In 2008, Champkins released a number of more tongue-in-cheek products, including a Voting Ruler, with which pupils can vote 'yes' or 'no' by holding the appropriate end, coffee Mugs of Authority which allow teachers to silently communicate with their pupils phrases such as 'Put That Down' and 'Stop Doing That' as well packs of Pre-chewed Pencils.

The Pre-chewed Pencils caught the attention of bloggers, leading to an appearance on Chris Evans BBC Radio 2 drive time show to explain the invention.[12]

Champkins also provided design input to Joshua Silver's Adaptive Spectacles and Imperial College's Body Sensing Network, both of which promote well-being and education.[13]

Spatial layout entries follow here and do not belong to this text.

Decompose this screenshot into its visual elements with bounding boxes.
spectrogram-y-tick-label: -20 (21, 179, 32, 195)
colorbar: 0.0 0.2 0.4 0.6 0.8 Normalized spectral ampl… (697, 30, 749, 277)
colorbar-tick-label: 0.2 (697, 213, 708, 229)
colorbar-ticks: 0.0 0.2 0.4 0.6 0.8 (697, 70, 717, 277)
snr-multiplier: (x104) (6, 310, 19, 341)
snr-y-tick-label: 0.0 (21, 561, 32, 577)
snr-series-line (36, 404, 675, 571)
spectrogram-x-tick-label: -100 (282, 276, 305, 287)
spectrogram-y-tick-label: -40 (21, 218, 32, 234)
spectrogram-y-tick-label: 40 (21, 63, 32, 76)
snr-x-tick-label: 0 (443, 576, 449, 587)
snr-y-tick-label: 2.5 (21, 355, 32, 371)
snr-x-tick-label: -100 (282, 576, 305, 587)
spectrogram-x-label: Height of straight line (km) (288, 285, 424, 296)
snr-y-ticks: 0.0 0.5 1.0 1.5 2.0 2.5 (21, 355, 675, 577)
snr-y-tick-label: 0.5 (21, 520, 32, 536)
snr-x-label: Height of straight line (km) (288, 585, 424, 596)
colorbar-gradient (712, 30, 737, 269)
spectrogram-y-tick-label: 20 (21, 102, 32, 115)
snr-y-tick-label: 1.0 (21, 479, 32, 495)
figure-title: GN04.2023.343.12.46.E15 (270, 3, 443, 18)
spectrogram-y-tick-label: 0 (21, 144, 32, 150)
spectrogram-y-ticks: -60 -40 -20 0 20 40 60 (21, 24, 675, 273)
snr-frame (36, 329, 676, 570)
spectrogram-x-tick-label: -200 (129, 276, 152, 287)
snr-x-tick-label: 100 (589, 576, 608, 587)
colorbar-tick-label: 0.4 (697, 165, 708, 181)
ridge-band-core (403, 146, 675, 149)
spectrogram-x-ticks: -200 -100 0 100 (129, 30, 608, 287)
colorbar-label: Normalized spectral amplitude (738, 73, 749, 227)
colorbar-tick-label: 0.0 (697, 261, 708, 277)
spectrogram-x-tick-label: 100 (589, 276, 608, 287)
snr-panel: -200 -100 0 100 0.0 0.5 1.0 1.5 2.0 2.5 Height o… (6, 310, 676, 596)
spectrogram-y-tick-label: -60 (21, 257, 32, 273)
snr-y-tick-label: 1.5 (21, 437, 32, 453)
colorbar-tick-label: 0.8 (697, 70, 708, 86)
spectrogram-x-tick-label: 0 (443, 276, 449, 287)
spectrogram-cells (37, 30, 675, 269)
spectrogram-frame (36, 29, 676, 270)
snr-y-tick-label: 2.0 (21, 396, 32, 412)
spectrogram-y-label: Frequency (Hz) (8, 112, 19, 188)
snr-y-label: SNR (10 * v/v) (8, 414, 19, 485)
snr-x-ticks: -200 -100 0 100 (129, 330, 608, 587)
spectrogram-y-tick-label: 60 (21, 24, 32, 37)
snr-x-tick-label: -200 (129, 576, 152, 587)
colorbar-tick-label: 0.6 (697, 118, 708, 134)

In 2012, Champkins was commissioned by the Science Museum to design Stephen Hawking a 70th Birthday present. He created the "Black Hole Light" which represents the path light would take falling into a black hole. The light alludes to Hawking radiation and also makes reference to a Geissler tube, similar to a neon light, which provided clues about the existence of sub-atomic particles, arguably leading to the field of Quantum mechanics.[14]


In 2011, Champkins wrote "The Big Book of Celebrity Inventions", published by HarperCollins, describing the inventions that prominent public figures have either patented or would love to see. These include shoes patented by Michael Jackson, a drum tuning device invented by Marlon Brando, and Tony Benn's "Seatcase".